By Ray Pride Pride@moviecitynews.com
Sundance 2006 premieres: Sneaks
Seventeen movies, including world premieres, starting with one of at least three Sundance entries concerning themselves with sleeeeeeep, Michel Gondry‘s The Science of Sleep, in a world premiere. Here’s the incomplete official site.
Baltasar Kormakur‘s followup to 101 Reykjavik, the Wisconsin-set mystery A Little Trip to Heaven. with Forest Whitaker and Julia Stiles. Here’s Variety’s bio of Kormakur, as well as the trailer for the new film.
Nick Cassavetes‘ Alpha Dog stars Emile Hirsch and Sharon Stone; the Russian trailer is here. It’s a drama about a suburban drug dealer, Jesse James Hollywood, who became one of the youngest men ever to be placed on the FBI’s Most Wanted List.
Terry Zwigoff‘s Art School Confidential is a second collaboration with graphic novel whiz Dan Clowes, after Ghost World.
Here’s a production profileof Zwigoff from the Reporter.
Trailer for Clive Gordon‘s Cargo here.
The camera supply house behind Finn Taylor‘s The Darwin Awards, with Winona Ryder, gives some background here and SF Chronicle has a making-of
Wim Wenders has a page on his personal site for the Sam Shepard collaboration, Don’t Come Knocking; the trailer is here.
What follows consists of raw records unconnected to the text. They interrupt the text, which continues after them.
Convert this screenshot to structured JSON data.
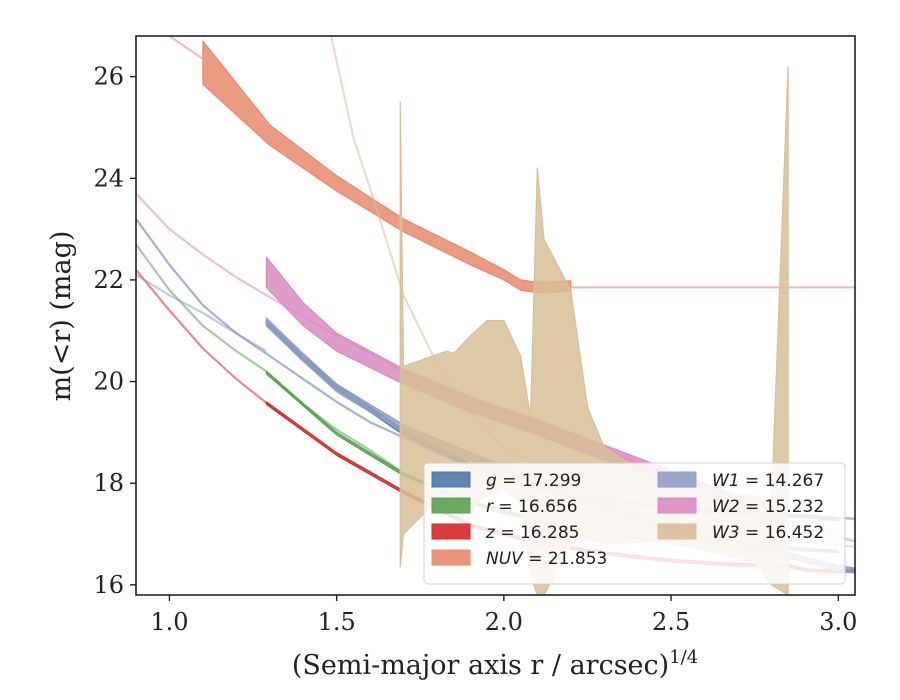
{
  "chart_data": {
    "type": "line",
    "title": "",
    "xlabel": "(Semi-major axis r / arcsec)",
    "xlabel_sup": "1/4",
    "ylabel": "m(<r) (mag)",
    "xlim": [
      0.9,
      3.05
    ],
    "ylim": [
      26.8,
      15.8
    ],
    "y_inverted": true,
    "grid": false,
    "xticks": [
      "1.0",
      "1.5",
      "2.0",
      "2.5",
      "3.0"
    ],
    "yticks": [
      "16",
      "18",
      "20",
      "22",
      "24",
      "26"
    ],
    "legend_position": "lower-right",
    "series": [
      {
        "name": "g = 17.299",
        "label_var": "g",
        "label_val": "17.299",
        "color": "#4c78a8",
        "data_x": [
          1.29,
          1.4,
          1.5,
          1.7,
          1.9,
          2.1,
          2.3,
          2.5,
          2.7,
          2.9,
          3.0
        ],
        "data_lo": [
          21.2,
          20.5,
          19.95,
          19.05,
          18.4,
          17.95,
          17.7,
          17.55,
          17.45,
          17.38,
          17.32
        ],
        "data_hi": [
          21.1,
          20.4,
          19.85,
          18.95,
          18.3,
          17.88,
          17.63,
          17.48,
          17.38,
          17.32,
          17.26
        ],
        "extrap_x": [
          0.9,
          1.0,
          1.1,
          1.2,
          1.29,
          1.4,
          1.5,
          1.6,
          1.7,
          1.8,
          1.9,
          2.0,
          2.1,
          2.2,
          2.3,
          2.4,
          2.5,
          2.6,
          2.7,
          2.8,
          2.9,
          3.0,
          3.05
        ],
        "extrap_y": [
          23.2,
          22.3,
          21.5,
          20.95,
          20.55,
          20.05,
          19.6,
          19.2,
          18.9,
          18.6,
          18.35,
          18.15,
          18.0,
          17.85,
          17.72,
          17.62,
          17.55,
          17.48,
          17.42,
          17.38,
          17.35,
          17.32,
          17.3
        ]
      },
      {
        "name": "r = 16.656",
        "label_var": "r",
        "label_val": "16.656",
        "color": "#59a14f",
        "data_x": [
          1.29,
          1.5,
          1.7,
          1.9,
          2.1,
          2.3,
          2.5,
          2.7,
          2.9,
          3.0
        ],
        "data_lo": [
          20.2,
          19.0,
          18.2,
          17.65,
          17.3,
          17.05,
          16.9,
          16.8,
          16.72,
          16.68
        ],
        "data_hi": [
          20.15,
          18.95,
          18.15,
          17.6,
          17.25,
          17.0,
          16.85,
          16.75,
          16.67,
          16.63
        ],
        "extrap_x": [
          0.9,
          1.0,
          1.1,
          1.2,
          1.29,
          1.4,
          1.5,
          1.6,
          1.7,
          1.8,
          1.9,
          2.0,
          2.2,
          2.4,
          2.6,
          2.8,
          3.0
        ],
        "extrap_y": [
          22.7,
          21.8,
          21.1,
          20.6,
          20.2,
          19.55,
          19.05,
          18.65,
          18.2,
          17.85,
          17.6,
          17.4,
          17.1,
          16.92,
          16.8,
          16.72,
          16.65
        ]
      },
      {
        "name": "z = 16.285",
        "label_var": "z",
        "label_val": "16.285",
        "color": "#d62728",
        "data_x": [
          1.29,
          1.5,
          1.7,
          1.9,
          2.1,
          2.3,
          2.5,
          2.7,
          2.85,
          2.9,
          3.0,
          3.05
        ],
        "data_lo": [
          19.6,
          18.6,
          17.85,
          17.2,
          16.85,
          16.65,
          16.5,
          16.42,
          16.4,
          16.32,
          16.28,
          16.3
        ],
        "data_hi": [
          19.55,
          18.55,
          17.8,
          17.15,
          16.8,
          16.6,
          16.45,
          16.37,
          16.35,
          16.27,
          16.24,
          16.26
        ],
        "extrap_x": [
          0.9,
          1.0,
          1.1,
          1.2,
          1.29
        ],
        "extrap_y": [
          22.2,
          21.4,
          20.65,
          20.05,
          19.58
        ]
      },
      {
        "name": "NUV = 21.853",
        "label_var": "NUV",
        "label_val": "21.853",
        "color": "#e8896a",
        "data_x": [
          1.1,
          1.3,
          1.5,
          1.7,
          1.9,
          2.0,
          2.05,
          2.1,
          2.2
        ],
        "data_lo": [
          26.7,
          25.05,
          24.05,
          23.2,
          22.55,
          22.2,
          22.0,
          21.95,
          21.98
        ],
        "data_hi": [
          25.85,
          24.65,
          23.75,
          22.95,
          22.3,
          22.0,
          21.8,
          21.75,
          21.78
        ],
        "extrap_x": [
          0.9,
          1.0,
          1.1
        ],
        "extrap_y": [
          27.3,
          26.8,
          26.35
        ],
        "flat_x": [
          2.2,
          3.05
        ],
        "flat_y": 21.853
      },
      {
        "name": "W1 = 14.267",
        "label_var": "W1",
        "label_val": "14.267",
        "color": "#8f9ec4",
        "data_x": [
          1.29,
          1.4,
          1.5,
          1.7,
          1.9,
          2.1,
          2.3,
          2.5,
          2.7,
          2.9,
          3.0,
          3.05
        ],
        "data_lo": [
          21.25,
          20.55,
          19.95,
          19.15,
          18.6,
          18.1,
          17.6,
          17.2,
          16.9,
          16.55,
          16.38,
          16.33
        ],
        "data_hi": [
          21.1,
          20.4,
          19.8,
          19.0,
          18.45,
          17.95,
          17.45,
          17.05,
          16.75,
          16.45,
          16.28,
          16.23
        ],
        "extrap_x": [
          0.9,
          1.0,
          1.1,
          1.2,
          1.29
        ],
        "extrap_y": [
          22.1,
          21.7,
          21.35,
          20.95,
          20.6
        ]
      },
      {
        "name": "W2 = 15.232",
        "label_var": "W2",
        "label_val": "15.232",
        "color": "#d989c0",
        "data_x": [
          1.29,
          1.4,
          1.5,
          1.7,
          1.9,
          2.1,
          2.3,
          2.5,
          2.7,
          2.8
        ],
        "data_lo": [
          22.45,
          21.55,
          20.95,
          20.25,
          19.7,
          19.25,
          18.75,
          18.25,
          17.75,
          17.55
        ],
        "data_hi": [
          21.85,
          21.1,
          20.6,
          19.95,
          19.4,
          18.95,
          18.45,
          17.95,
          17.45,
          17.25
        ],
        "extrap_x": [
          0.9,
          1.0,
          1.1,
          1.2,
          1.29,
          1.5,
          1.7,
          1.9,
          2.1,
          2.3,
          2.5,
          2.7,
          2.9,
          3.05
        ],
        "extrap_y": [
          23.7,
          23.0,
          22.5,
          22.05,
          21.7,
          20.9,
          20.2,
          19.65,
          19.15,
          18.65,
          18.15,
          17.65,
          17.15,
          16.85
        ]
      },
      {
        "name": "W3 = 16.452",
        "label_var": "W3",
        "label_val": "16.452",
        "color": "#d8bf98",
        "data_x": [
          1.69,
          1.7,
          1.83,
          1.85,
          1.9,
          1.95,
          2.0,
          2.05,
          2.08,
          2.1,
          2.12,
          2.2,
          2.25,
          2.3,
          2.45,
          2.55,
          2.65,
          2.75,
          2.8,
          2.85
        ],
        "data_lo": [
          25.5,
          20.3,
          20.6,
          20.55,
          20.9,
          21.2,
          21.2,
          20.5,
          19.3,
          24.2,
          22.8,
          21.8,
          19.5,
          18.7,
          18.1,
          18.1,
          17.8,
          17.75,
          17.6,
          26.2
        ],
        "data_hi": [
          16.35,
          17.0,
          17.85,
          17.7,
          17.55,
          17.75,
          17.9,
          17.6,
          16.2,
          15.8,
          15.8,
          16.8,
          16.9,
          16.8,
          16.85,
          16.75,
          16.6,
          16.45,
          16.0,
          15.8
        ],
        "extrap_x": [
          1.48,
          1.55,
          1.6,
          1.7,
          1.8,
          1.9,
          2.0,
          2.1,
          2.2,
          2.4,
          2.6,
          2.8,
          3.0,
          3.05
        ],
        "extrap_y": [
          26.9,
          24.8,
          23.8,
          21.7,
          20.35,
          19.4,
          18.7,
          18.2,
          17.85,
          17.4,
          17.1,
          16.9,
          16.78,
          16.75
        ]
      }
    ]
  }
}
Variety describes the deal-making behind opening night’s Friends with Money, by writer-director Nicole Holofcener.
The British Films catalogue synopsizes Kinky Boots, directed by Julian Jarrold. BBC Northamptonshire does a polish on “the feature film about Northampton’s boot and shoe industry”; the trailer is here.
Prodco Bona Fide‘s latest is Jonathan Dayton and Valerie Faris’ Little Miss Sunshine.
Paul McGuigan works to get Quebec’s Wicker Park out of his system with a NYC mob murder thriller; here’s the Russian trailer for Lucky Number Slevin
Here’s the official site for Jonathan Demme‘s Neil Young Heart of Gold, including the trailer for the two-night perf at Nashville’s Ryman Auditorium.
For the $17 million The Illusionist, Neil Burger was talking it up while promoting his 2002 Interview with the Assassin; here’s the Sundance catalog copy.
The Business of Strangers director Patrick Stettner collaborates on an adaptation of Armistead Maupin‘s novel, The Night Listener, starring Robin Williams. Maupin’s site is here; prodco Hart-Sharp describes the movie like this.
Spanish director Isabel Coixet collaborates again with Sarah Polley in The Secret Life of Words, in which “a nurse forgoes her first holiday in years, opting to travel to a remote oil rig, where she cares for a man [Tim Robbins] suffering from severe burns.
Here’s the trailer on Coixet’s site.
Plus: the trailer for Jason Reitman‘s Thank You For Smoking.